Link Shell Extension & ln.exe blog (original) (raw)

It all started 15 years ago with a small project, just to play a bit with explorer and hardlinks. Over the years it grew into a project which reassembles a NTFS swiss army knife. It handles not just Hardlinks, but Junctions, Symbolic Links and Mountpoints and all the usecases one can do.

Unfortunatley Microsoft put Hardlinks, Junction and Symbolic Links primitives into the operating system but completley forgot the things which can be done with these primitives. As soon as you have used hardlinks, and e.g. wanted to copy them with Windows-means to a different drive, the mess would begin, because one would break all hardlinks during the copy.

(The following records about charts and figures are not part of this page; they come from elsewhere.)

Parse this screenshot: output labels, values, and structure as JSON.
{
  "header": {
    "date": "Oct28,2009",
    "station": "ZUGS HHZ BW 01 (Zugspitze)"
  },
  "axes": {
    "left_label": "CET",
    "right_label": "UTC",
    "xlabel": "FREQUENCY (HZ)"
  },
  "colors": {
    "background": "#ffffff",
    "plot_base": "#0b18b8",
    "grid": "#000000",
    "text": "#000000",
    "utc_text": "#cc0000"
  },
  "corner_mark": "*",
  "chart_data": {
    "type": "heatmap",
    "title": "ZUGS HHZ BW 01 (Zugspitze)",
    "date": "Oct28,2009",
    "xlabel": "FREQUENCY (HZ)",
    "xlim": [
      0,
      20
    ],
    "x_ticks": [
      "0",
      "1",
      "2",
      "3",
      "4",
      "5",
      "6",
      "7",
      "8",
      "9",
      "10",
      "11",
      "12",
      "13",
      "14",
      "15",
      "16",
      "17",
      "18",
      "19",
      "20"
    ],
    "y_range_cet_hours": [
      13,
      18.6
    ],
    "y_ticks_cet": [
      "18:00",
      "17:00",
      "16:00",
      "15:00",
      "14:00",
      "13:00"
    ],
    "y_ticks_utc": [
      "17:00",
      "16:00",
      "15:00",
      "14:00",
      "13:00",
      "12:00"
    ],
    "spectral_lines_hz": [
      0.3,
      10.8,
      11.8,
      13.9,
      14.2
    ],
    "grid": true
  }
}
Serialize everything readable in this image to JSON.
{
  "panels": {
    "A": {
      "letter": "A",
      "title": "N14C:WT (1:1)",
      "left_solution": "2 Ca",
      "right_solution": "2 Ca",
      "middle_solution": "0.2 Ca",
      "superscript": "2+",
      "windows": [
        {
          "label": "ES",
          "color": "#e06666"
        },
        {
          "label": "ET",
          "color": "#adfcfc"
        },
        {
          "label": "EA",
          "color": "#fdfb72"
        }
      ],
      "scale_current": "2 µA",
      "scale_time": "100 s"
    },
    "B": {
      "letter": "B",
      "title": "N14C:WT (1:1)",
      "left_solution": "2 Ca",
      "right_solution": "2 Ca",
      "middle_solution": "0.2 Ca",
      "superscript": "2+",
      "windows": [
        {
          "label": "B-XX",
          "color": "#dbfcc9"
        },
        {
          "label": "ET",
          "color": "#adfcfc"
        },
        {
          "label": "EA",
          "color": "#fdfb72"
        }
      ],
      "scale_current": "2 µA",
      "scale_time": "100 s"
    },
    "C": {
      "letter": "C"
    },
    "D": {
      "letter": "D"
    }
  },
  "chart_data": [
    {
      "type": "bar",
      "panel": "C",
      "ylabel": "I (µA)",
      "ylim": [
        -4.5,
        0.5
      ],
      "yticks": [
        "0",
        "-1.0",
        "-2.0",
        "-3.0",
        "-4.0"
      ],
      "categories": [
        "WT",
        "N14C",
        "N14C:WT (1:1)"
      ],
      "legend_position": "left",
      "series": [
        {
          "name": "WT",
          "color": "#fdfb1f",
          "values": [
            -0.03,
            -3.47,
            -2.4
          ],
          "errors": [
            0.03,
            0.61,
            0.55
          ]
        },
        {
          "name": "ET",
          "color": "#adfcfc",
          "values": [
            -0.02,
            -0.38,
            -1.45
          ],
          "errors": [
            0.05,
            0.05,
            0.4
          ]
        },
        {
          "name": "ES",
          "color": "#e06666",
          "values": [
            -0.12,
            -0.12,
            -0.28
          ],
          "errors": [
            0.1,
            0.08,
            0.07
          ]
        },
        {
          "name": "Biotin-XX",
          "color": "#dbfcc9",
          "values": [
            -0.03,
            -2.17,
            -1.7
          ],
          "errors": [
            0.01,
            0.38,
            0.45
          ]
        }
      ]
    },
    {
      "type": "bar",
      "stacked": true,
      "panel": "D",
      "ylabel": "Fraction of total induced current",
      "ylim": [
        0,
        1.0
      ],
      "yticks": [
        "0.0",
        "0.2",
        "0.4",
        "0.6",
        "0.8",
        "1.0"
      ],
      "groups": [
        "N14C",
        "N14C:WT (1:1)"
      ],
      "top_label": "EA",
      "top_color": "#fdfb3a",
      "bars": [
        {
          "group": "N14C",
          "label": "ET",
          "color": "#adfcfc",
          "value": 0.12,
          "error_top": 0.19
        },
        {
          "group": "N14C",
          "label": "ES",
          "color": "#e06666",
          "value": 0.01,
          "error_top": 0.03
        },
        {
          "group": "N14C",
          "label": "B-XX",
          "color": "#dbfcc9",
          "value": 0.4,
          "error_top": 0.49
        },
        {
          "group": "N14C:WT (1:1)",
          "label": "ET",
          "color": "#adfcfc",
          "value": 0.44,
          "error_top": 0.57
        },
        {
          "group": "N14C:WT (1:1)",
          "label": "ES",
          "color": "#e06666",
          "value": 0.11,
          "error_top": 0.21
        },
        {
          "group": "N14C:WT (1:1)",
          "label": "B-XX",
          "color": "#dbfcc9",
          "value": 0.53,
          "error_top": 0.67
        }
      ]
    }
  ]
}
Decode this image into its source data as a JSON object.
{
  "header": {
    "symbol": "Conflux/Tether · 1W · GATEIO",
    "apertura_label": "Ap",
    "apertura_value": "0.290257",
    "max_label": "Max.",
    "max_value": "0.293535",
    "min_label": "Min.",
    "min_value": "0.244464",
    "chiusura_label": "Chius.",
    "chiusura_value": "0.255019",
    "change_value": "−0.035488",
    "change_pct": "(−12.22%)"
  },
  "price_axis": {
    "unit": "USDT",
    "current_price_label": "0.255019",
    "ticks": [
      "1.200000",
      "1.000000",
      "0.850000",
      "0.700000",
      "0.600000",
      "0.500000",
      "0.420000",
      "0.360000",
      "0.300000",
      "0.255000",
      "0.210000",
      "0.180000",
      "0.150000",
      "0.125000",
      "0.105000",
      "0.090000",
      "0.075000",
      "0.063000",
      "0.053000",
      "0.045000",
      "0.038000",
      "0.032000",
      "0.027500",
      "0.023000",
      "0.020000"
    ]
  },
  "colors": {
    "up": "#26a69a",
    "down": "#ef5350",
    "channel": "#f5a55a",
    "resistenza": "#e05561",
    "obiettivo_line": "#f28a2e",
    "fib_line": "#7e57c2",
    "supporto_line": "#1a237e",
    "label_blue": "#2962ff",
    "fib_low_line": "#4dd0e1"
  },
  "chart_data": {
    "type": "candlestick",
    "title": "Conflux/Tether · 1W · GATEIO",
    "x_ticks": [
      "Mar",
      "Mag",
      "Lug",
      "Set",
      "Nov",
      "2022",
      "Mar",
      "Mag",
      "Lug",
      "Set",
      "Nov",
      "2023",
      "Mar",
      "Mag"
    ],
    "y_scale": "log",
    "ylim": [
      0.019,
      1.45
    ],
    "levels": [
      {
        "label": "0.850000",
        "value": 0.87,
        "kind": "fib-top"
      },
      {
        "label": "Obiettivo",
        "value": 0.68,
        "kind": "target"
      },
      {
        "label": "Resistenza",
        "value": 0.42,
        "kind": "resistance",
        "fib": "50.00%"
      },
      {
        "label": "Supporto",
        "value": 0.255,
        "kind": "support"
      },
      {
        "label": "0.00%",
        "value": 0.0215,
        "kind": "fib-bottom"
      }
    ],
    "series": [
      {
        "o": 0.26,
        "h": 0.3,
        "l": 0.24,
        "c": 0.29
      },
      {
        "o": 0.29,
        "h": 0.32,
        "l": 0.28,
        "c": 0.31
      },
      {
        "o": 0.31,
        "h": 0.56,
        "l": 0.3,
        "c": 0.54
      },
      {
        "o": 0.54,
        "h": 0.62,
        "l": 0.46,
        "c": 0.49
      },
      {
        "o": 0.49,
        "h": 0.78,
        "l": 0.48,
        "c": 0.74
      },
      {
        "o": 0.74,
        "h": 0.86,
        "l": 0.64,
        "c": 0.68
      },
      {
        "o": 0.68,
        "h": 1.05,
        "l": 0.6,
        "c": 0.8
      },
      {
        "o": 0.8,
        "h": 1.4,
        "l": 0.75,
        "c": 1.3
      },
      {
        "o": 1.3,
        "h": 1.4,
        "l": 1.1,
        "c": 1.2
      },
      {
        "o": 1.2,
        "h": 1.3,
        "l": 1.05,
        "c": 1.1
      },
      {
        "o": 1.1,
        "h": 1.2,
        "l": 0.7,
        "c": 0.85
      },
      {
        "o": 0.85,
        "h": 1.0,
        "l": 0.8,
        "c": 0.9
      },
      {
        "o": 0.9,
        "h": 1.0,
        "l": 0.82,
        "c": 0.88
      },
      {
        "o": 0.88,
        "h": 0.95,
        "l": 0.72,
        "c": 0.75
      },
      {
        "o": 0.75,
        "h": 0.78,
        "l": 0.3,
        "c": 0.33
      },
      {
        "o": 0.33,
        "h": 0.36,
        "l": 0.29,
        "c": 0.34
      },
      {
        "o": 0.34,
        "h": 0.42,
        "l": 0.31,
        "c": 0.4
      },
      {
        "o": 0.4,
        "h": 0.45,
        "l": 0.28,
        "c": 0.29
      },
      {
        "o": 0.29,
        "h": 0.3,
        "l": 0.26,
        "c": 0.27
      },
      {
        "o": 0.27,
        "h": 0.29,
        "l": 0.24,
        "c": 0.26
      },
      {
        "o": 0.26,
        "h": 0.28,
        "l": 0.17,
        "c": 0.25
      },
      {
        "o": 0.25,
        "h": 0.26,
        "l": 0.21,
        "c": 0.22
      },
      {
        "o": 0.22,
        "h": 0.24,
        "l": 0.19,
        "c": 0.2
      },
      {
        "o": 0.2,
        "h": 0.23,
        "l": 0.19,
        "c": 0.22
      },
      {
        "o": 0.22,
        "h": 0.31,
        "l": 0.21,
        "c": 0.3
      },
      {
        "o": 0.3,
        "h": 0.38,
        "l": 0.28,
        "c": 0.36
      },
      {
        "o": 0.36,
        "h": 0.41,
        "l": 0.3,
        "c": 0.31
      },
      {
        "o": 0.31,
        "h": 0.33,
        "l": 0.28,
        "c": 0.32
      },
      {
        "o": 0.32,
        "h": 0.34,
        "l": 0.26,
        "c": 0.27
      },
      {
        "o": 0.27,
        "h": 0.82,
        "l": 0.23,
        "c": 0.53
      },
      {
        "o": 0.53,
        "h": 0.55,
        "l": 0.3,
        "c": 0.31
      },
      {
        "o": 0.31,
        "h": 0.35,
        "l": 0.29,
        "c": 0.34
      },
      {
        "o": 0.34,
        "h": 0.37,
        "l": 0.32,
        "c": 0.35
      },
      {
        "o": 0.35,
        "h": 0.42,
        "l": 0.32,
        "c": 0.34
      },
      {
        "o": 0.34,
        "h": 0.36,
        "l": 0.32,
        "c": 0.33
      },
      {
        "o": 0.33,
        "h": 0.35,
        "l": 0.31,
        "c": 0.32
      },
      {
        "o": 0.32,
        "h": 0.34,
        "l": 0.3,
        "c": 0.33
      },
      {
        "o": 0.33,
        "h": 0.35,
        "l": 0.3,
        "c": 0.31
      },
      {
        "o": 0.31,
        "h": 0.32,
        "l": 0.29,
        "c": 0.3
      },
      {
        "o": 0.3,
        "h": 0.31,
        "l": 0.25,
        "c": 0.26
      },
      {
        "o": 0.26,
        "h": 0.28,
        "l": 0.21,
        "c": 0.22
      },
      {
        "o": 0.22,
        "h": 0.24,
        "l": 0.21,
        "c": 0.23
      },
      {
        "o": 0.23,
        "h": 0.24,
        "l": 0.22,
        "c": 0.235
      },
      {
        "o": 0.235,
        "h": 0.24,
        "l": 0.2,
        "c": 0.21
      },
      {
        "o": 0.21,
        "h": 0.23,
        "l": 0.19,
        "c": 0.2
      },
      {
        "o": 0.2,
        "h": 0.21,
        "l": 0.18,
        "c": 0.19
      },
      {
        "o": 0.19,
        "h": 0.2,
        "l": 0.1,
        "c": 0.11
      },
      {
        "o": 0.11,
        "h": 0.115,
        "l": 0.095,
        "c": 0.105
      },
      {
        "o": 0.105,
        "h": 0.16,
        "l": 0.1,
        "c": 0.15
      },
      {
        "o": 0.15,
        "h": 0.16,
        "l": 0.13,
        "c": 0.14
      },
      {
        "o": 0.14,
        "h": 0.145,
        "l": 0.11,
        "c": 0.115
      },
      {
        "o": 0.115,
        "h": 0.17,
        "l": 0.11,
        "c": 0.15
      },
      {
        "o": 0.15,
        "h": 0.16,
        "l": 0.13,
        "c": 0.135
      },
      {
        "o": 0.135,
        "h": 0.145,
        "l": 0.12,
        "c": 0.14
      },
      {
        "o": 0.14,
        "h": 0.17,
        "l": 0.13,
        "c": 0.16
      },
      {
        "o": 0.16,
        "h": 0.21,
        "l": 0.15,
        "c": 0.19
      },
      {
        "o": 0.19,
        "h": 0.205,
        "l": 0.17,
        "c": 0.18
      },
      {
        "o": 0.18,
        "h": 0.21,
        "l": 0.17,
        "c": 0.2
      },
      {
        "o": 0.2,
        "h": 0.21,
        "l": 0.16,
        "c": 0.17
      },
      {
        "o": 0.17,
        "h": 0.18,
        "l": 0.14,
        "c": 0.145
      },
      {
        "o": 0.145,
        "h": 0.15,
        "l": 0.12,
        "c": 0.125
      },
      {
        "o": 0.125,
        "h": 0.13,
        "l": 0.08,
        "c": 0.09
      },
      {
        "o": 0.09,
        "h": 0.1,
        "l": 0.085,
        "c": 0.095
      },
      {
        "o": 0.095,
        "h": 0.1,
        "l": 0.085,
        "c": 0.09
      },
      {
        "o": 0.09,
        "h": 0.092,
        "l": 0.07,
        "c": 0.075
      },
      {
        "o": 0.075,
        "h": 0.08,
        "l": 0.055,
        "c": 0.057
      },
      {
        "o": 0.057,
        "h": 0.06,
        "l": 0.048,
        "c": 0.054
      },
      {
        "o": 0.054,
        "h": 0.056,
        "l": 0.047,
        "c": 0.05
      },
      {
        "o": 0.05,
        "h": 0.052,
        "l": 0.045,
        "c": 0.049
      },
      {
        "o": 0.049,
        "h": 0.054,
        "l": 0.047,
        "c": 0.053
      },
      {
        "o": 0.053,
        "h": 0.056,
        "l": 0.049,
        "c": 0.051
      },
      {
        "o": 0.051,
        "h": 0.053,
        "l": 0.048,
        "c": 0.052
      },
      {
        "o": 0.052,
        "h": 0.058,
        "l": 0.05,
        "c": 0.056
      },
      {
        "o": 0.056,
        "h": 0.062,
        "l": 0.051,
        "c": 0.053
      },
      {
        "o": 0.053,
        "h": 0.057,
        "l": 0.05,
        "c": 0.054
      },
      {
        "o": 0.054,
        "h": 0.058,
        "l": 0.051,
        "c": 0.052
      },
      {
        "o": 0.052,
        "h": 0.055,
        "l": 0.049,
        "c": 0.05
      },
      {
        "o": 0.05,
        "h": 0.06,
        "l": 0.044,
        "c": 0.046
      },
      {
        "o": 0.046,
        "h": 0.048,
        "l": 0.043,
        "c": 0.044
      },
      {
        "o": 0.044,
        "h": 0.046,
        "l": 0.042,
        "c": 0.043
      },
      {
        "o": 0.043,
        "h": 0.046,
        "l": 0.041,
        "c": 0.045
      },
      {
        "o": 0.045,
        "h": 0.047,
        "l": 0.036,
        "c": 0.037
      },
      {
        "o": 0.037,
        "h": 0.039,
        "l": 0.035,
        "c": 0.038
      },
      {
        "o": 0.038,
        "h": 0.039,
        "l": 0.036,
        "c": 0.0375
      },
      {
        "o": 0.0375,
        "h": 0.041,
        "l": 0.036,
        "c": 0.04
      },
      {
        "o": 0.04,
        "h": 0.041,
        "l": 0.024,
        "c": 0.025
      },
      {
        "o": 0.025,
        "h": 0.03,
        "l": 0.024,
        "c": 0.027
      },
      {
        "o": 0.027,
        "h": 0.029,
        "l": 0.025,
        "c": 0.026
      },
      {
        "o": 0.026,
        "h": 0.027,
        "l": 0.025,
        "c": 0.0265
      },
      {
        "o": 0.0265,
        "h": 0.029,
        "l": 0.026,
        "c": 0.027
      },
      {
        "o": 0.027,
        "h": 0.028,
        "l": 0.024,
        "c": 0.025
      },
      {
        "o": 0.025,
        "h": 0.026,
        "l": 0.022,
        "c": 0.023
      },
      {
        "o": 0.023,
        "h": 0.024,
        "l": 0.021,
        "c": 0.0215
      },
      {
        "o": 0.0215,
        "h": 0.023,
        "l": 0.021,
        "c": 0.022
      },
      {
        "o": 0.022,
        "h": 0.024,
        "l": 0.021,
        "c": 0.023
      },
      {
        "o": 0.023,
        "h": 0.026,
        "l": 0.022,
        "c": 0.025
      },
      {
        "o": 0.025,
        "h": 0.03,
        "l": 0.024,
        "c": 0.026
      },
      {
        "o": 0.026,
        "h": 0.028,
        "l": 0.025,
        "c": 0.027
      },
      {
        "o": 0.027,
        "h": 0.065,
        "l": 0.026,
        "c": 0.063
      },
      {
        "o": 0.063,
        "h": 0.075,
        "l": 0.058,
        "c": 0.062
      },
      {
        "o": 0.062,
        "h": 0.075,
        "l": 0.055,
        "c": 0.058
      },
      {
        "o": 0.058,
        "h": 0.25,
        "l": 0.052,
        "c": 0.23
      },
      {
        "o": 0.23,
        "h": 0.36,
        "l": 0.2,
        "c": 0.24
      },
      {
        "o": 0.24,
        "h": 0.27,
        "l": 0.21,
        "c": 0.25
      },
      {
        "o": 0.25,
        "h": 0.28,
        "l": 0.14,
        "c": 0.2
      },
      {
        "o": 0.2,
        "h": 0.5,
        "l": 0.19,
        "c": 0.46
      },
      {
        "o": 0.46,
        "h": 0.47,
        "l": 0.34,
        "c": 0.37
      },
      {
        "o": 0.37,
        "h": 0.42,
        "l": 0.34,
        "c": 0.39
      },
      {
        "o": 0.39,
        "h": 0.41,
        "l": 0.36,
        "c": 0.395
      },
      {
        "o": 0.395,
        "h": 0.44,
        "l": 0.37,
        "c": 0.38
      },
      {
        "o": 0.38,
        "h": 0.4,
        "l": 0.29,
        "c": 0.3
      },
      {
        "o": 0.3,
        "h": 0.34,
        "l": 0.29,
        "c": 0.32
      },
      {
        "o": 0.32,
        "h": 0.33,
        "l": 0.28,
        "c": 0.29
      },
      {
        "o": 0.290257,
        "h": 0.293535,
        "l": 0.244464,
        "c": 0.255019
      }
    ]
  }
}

There are many other issues like this, and this is the point where LinkShellExtension and its commandline sibling ln.exe jump in.

But not only jump in, but also go ahead and implement uses cases, like the famous delorean copy, which is an incremental hardlink based backup solution. Some other vendors call very similar functionality Time Machine.... BTW: Have you ever guessed why it is called Delorean Copy? Knowing that a Delorean and a Flux Compensator was the first working time machine should give you a hint;-)

In the meantime I jumped deep into the Win32 filesystem API, sometimes deeper than it is allowed. LSE and ln.exe bypass the Kernel32 API in wide ranges and rely on Ntdll.dll to improve speed and do things which can't be done that easy otherwise.

I don't know how many times my tools have been downloaded, but Link Shell Extension and ln.exe are quite popular on many free/shareware download sites, like heise, CNet .... Both tools found its way also into many small articles of magazines and accompanying DVDs.

From the feedback and questions I received, I know that those two beasts are heavily used, even in semi-professional use cases and for sure hobbiest areas.

So .... enough said, use it have fun, be happy that these beasts save your time and celebrate!